Slow release NSAIDs at night for morning pain.
Methotrexate helps peripheral arthritis but not spinal disease
TNF-a blocking drugs are effective in active disease and help both spinal and peripheral arthritis.
What proportion of patients with psoriasis will develop psoriatic arthritis? (1)

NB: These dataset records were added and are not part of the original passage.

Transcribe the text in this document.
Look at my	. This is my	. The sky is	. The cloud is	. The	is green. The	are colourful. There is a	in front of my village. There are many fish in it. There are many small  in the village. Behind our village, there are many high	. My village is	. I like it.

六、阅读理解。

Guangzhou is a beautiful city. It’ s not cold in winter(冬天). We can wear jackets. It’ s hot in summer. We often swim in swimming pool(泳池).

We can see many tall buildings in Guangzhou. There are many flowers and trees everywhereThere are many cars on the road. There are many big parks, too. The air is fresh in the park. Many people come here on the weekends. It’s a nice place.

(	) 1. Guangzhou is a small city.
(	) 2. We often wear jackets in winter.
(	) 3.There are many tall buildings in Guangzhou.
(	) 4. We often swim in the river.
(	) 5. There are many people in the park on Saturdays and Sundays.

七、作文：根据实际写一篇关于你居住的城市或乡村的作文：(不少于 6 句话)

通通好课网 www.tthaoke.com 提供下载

20% (especially if nail disease)
Name 2 types of psoriatic arthritis. (2)
- Asymmetrical involvement of the small joints of hand
- Symmetrical seronegative polyarthritis resembling RA
- Arthritis mutilans: severe with destruction of small bones in hands and feet
- Sacroilitis: uni or bilateral
How is psoriatic arthritis treated? (2)
Analgesia and NSAIDs.
Local synovitis: intra-articular corticosteroid injections
Sever: methotrexate or TNF-a blockers
Name 2 causes of reactive arthritis. (2)
Reactive arthritis is a sterile synovitis caused by;
- GI: shigella, campylobacter, yersinia or salmonella
- STI: non-specific urethritis or cervicitis due to chlamydia
What is Reiter’s syndrome? (2)
Urethritis, reactive arthritis and conjunctivitis
What is enteropathic arthritis? (2)
Large joint mono or asymmetrical oligoarthritis occurring in 10-15% of UC/Crohn’s patients. It usually mirrors disease activity.